Identification of a Novel Serum Proteomic Signature for Primary Sjögren's Syndrome

Abstract

Context: Primary Sjögren's syndrome (pSS) is a complex heterogeneous autoimmune disease (AID) which can mimic rheumatoid arthritis (RA) or systemic lupus erythematosus (SLE). Our exploratory study investigated serum biomarkers that may discriminate pSS from RA and SLE.

Methods: Serum concentrations of 63 biomarkers involved in immune cell trafficking, inflammatory response, cellular movement, and cell-to-cell signaling were measured in AID patients, included prospectively into the study at the Montpellier University Hospital. A multivariate analysis by multiple logistic regression was performed, and discriminative power assessed using logistic regression adjusted on significant demographic factors.

Results: Among the 95 patients enrolled, 42 suffered from pSS, 28 from RA, and 25 from SLE. Statistical analysis showed that concentrations of BDNF (OR = 0.493 with 95% CI [0.273-0.891]; p = 0.0193) and I-TAC/CXCL11 (OR = 1.344 with 95% CI [1.027-1.76]; p = 0.0314) can significantly discriminate pSS from RA. Similarly, greater concentrations of sCD163 (OR = 0.803 with 95% CI [0.649-0.994]; p = 0.0436), Fractalkine/CX3CL1 (OR = 0.534 with 95% CI [0.287-0. 991]; p = 0.0466), MCP-1/CCL2 (OR = 0.839 with 95% CI [0.732-0.962]; p = 0.0121), and TNFa (OR = 0.479 with 95% CI [0.247-0.928]; p = 0.0292) were associated with SLE diagnosis compared to pSS. In addition, the combination of low concentrations of BDNF and Fractalkine/CX3CL1 was highly specific for pSS (specificity 96.2%; positive predictive value 80%) compared to RA and SLE, as well as the combination of high concentrations of I-TAC/CXCL11 and low concentrations of sCD163 (specificity 98.1%; positive predictive value 75%).

Conclusion: Our study highlights biomarkers potentially involved in pSS, RA, and SLE pathophysiology that could be useful for developing a pSS-specific diagnostic tool.

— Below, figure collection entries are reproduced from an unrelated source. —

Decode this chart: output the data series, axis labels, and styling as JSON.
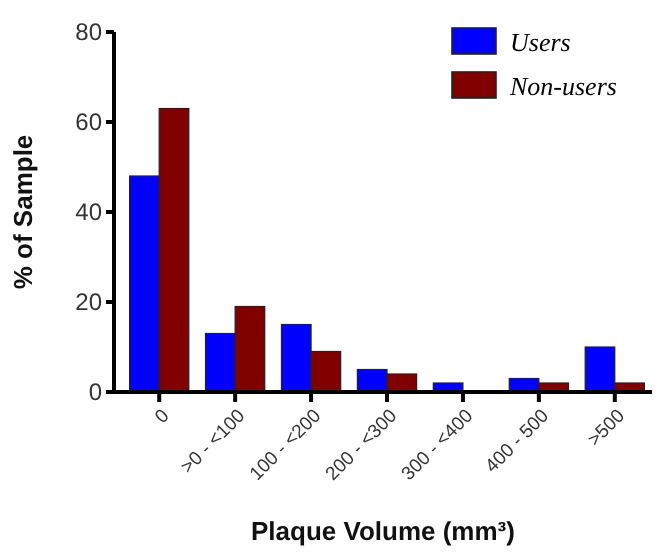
{
  "chart_data": {
    "type": "bar",
    "xlabel": "Plaque Volume (mm³)",
    "ylabel": "% of Sample",
    "categories": [
      "0",
      ">0 - <100",
      "100 - <200",
      "200 - <300",
      "300 - <400",
      "400 - 500",
      ">500"
    ],
    "series": [
      {
        "name": "Users",
        "color": "#0000ff",
        "values": [
          48,
          13,
          15,
          5,
          2,
          3,
          10
        ]
      },
      {
        "name": "Non-users",
        "color": "#800000",
        "values": [
          63,
          19,
          9,
          4,
          0,
          2,
          2
        ]
      }
    ],
    "ylim": [
      0,
      80
    ],
    "yticks": [
      0,
      20,
      40,
      60,
      80
    ],
    "grid": false,
    "legend": "top right"
  }
}
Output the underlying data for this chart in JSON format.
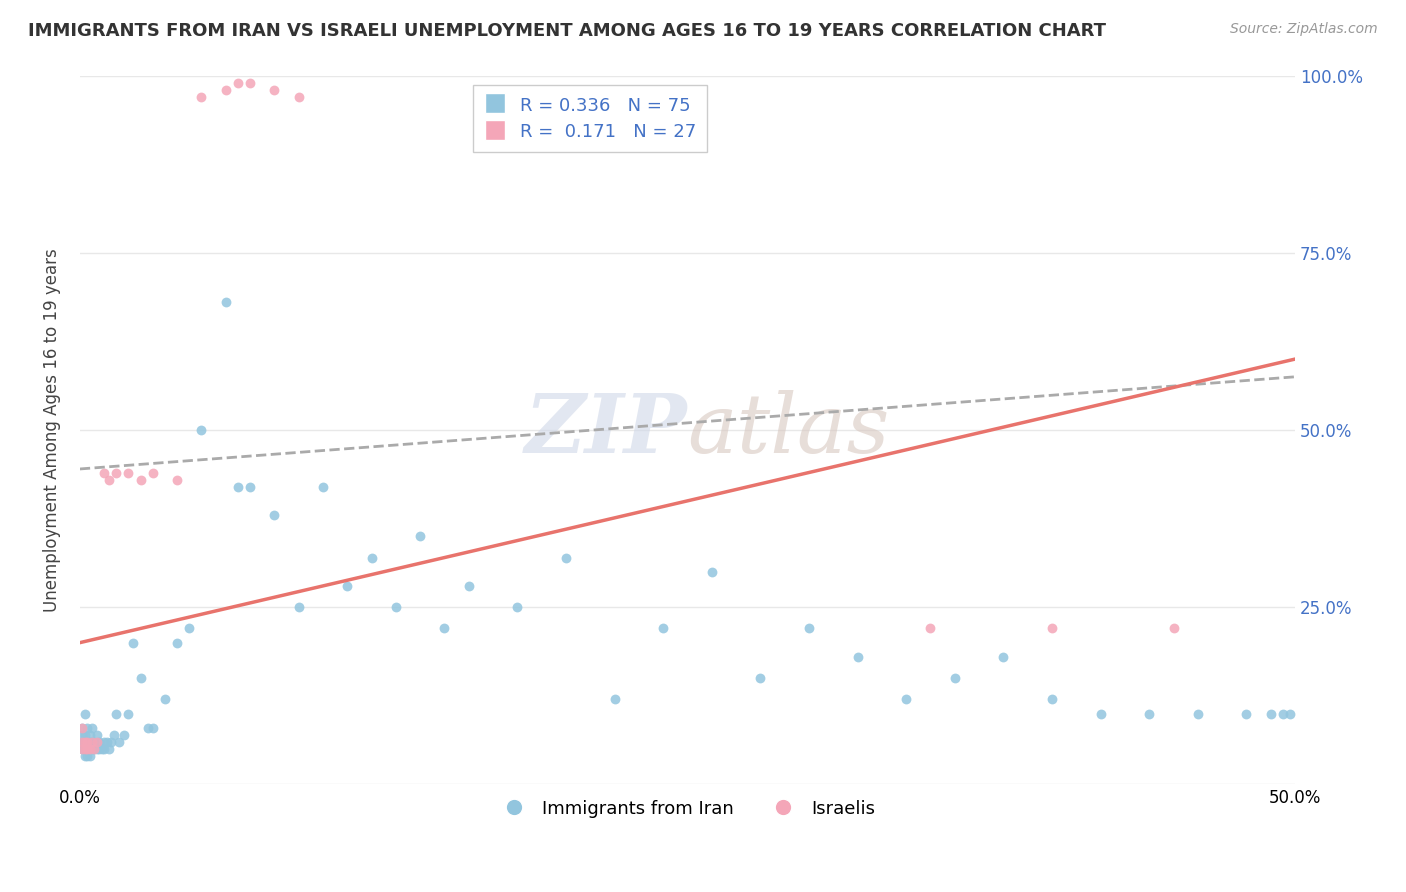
{
  "title": "IMMIGRANTS FROM IRAN VS ISRAELI UNEMPLOYMENT AMONG AGES 16 TO 19 YEARS CORRELATION CHART",
  "source": "Source: ZipAtlas.com",
  "ylabel": "Unemployment Among Ages 16 to 19 years",
  "blue_R": 0.336,
  "blue_N": 75,
  "pink_R": 0.171,
  "pink_N": 27,
  "blue_color": "#92c5de",
  "pink_color": "#f4a6b8",
  "blue_trend_color": "#e8736c",
  "gray_trend_color": "#aaaaaa",
  "watermark": "ZIPAtlas",
  "blue_trend_x": [
    0.0,
    0.5
  ],
  "blue_trend_y": [
    0.2,
    0.6
  ],
  "pink_trend_x": [
    0.0,
    0.5
  ],
  "pink_trend_y": [
    0.445,
    0.575
  ],
  "blue_x": [
    0.001,
    0.001,
    0.001,
    0.001,
    0.002,
    0.002,
    0.002,
    0.002,
    0.002,
    0.003,
    0.003,
    0.003,
    0.003,
    0.004,
    0.004,
    0.004,
    0.005,
    0.005,
    0.005,
    0.006,
    0.006,
    0.007,
    0.007,
    0.008,
    0.008,
    0.009,
    0.01,
    0.01,
    0.011,
    0.012,
    0.013,
    0.014,
    0.015,
    0.016,
    0.018,
    0.02,
    0.022,
    0.025,
    0.028,
    0.03,
    0.035,
    0.04,
    0.045,
    0.05,
    0.06,
    0.065,
    0.07,
    0.08,
    0.09,
    0.1,
    0.11,
    0.12,
    0.13,
    0.14,
    0.15,
    0.16,
    0.18,
    0.2,
    0.22,
    0.24,
    0.26,
    0.28,
    0.3,
    0.32,
    0.34,
    0.36,
    0.38,
    0.4,
    0.42,
    0.44,
    0.46,
    0.48,
    0.49,
    0.495,
    0.498
  ],
  "blue_y": [
    0.05,
    0.06,
    0.07,
    0.08,
    0.04,
    0.05,
    0.06,
    0.07,
    0.1,
    0.04,
    0.05,
    0.06,
    0.08,
    0.04,
    0.06,
    0.07,
    0.05,
    0.06,
    0.08,
    0.05,
    0.06,
    0.05,
    0.07,
    0.05,
    0.06,
    0.05,
    0.05,
    0.06,
    0.06,
    0.05,
    0.06,
    0.07,
    0.1,
    0.06,
    0.07,
    0.1,
    0.2,
    0.15,
    0.08,
    0.08,
    0.12,
    0.2,
    0.22,
    0.5,
    0.68,
    0.42,
    0.42,
    0.38,
    0.25,
    0.42,
    0.28,
    0.32,
    0.25,
    0.35,
    0.22,
    0.28,
    0.25,
    0.32,
    0.12,
    0.22,
    0.3,
    0.15,
    0.22,
    0.18,
    0.12,
    0.15,
    0.18,
    0.12,
    0.1,
    0.1,
    0.1,
    0.1,
    0.1,
    0.1,
    0.1
  ],
  "pink_x": [
    0.001,
    0.001,
    0.001,
    0.002,
    0.002,
    0.003,
    0.003,
    0.004,
    0.005,
    0.006,
    0.007,
    0.01,
    0.012,
    0.015,
    0.02,
    0.025,
    0.03,
    0.04,
    0.05,
    0.06,
    0.065,
    0.07,
    0.08,
    0.09,
    0.35,
    0.4,
    0.45
  ],
  "pink_y": [
    0.05,
    0.06,
    0.08,
    0.05,
    0.06,
    0.05,
    0.06,
    0.05,
    0.06,
    0.05,
    0.06,
    0.44,
    0.43,
    0.44,
    0.44,
    0.43,
    0.44,
    0.43,
    0.97,
    0.98,
    0.99,
    0.99,
    0.98,
    0.97,
    0.22,
    0.22,
    0.22
  ],
  "xlim": [
    0.0,
    0.5
  ],
  "ylim": [
    0.0,
    1.0
  ],
  "yticks": [
    0.0,
    0.25,
    0.5,
    0.75,
    1.0
  ],
  "xticks": [
    0.0,
    0.5
  ],
  "background_color": "#ffffff",
  "grid_color": "#e8e8e8"
}
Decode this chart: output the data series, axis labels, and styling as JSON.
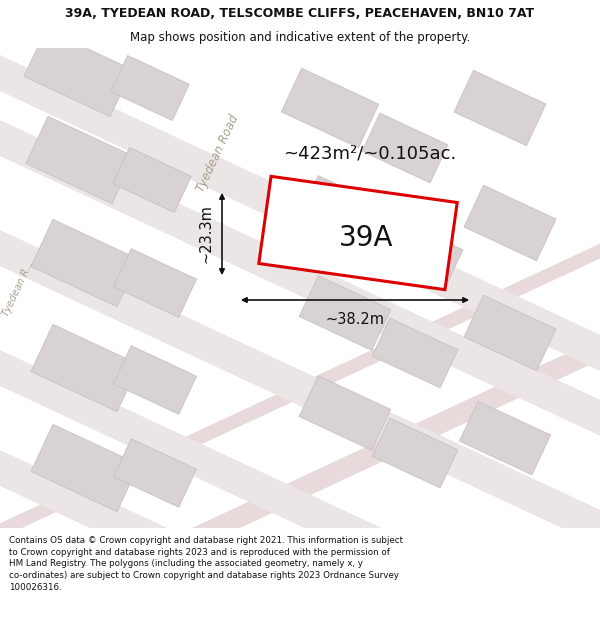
{
  "title_line1": "39A, TYEDEAN ROAD, TELSCOMBE CLIFFS, PEACEHAVEN, BN10 7AT",
  "title_line2": "Map shows position and indicative extent of the property.",
  "area_label": "~423m²/~0.105ac.",
  "plot_label": "39A",
  "width_label": "~38.2m",
  "height_label": "~23.3m",
  "road_label_diag": "Tyedean Road",
  "road_label_left": "Tyedean R...",
  "footer_text": "Contains OS data © Crown copyright and database right 2021. This information is subject\nto Crown copyright and database rights 2023 and is reproduced with the permission of\nHM Land Registry. The polygons (including the associated geometry, namely x, y\nco-ordinates) are subject to Crown copyright and database rights 2023 Ordnance Survey\n100026316.",
  "map_bg": "#f7f2f2",
  "building_fill": "#d8d2d2",
  "building_edge": "#c8c0c0",
  "plot_fill": "#ffffff",
  "plot_edge": "#dd0000",
  "dim_line_color": "#111111",
  "text_color": "#111111",
  "road_text_color": "#aaa090",
  "road_strip_color": "#e8dada",
  "title_bg": "#ffffff",
  "footer_bg": "#ffffff"
}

Keywords: biomarkers; primary Sjögren syndrome; proteomics; rheumatoid arthritis; systemic lupus erythematosus.

Figure 1

Heatmap representing the classification of diseases and functions by ingenuity pathway analysis (IPA). The visualization is a hierarchical heat map of functional categories generated by IPA software in which the major boxes represent a family (or category) of related functions. Within each box, each individual rectangle is a sub-function linked to the biological function of a group of proteins. The size of a rectangle is correlated with increasing overlap significance among the proteins members of the related function and the query proteins. The color scheme shown is based on z-scores, with activation in orange, inhibition in blue and undetermined functions in gray. Darker shades indicate higher absolute z-score heat map. For instance, most ‘Inflammatory response’, ‘Cellular movement’, ‘Immune cell trafficking’, ‘Cell-to-cell signaling and interaction’, ‘Hematological system development and function’ proteins were over-represented.

Figure 2

Functional and upstream regulatory networks. The most significant networks included proteins related to: (A) Cell-to-cell signaling and interaction, and cellular movement, (B) immune cell trafficking and inflammatory response, (C) organismal functions, hematological disease, and metabolic disease, (D, E) top-scoring network of regulator effects activated in the list of 63 biomarkers. Protein interaction networks were constructed using the ingenuity pathway analysis (IPA) software. Nodes shaded in pink represent proteins present in the list of 63 biomarkers; red nodes are proteins that are CXCL11 (I-TAC), CX3CL1 (Fractalkine), Brain Derived Neurotrophic Factor (BDNF), and sCD163; and proteins that are not found in the list of 63 biomarkers are in white. Dotted lines indicate indirect molecular interactions between proteins and continuous lines between nodes indicate direct functional interactions between connected proteins. Orange lines lead to activation.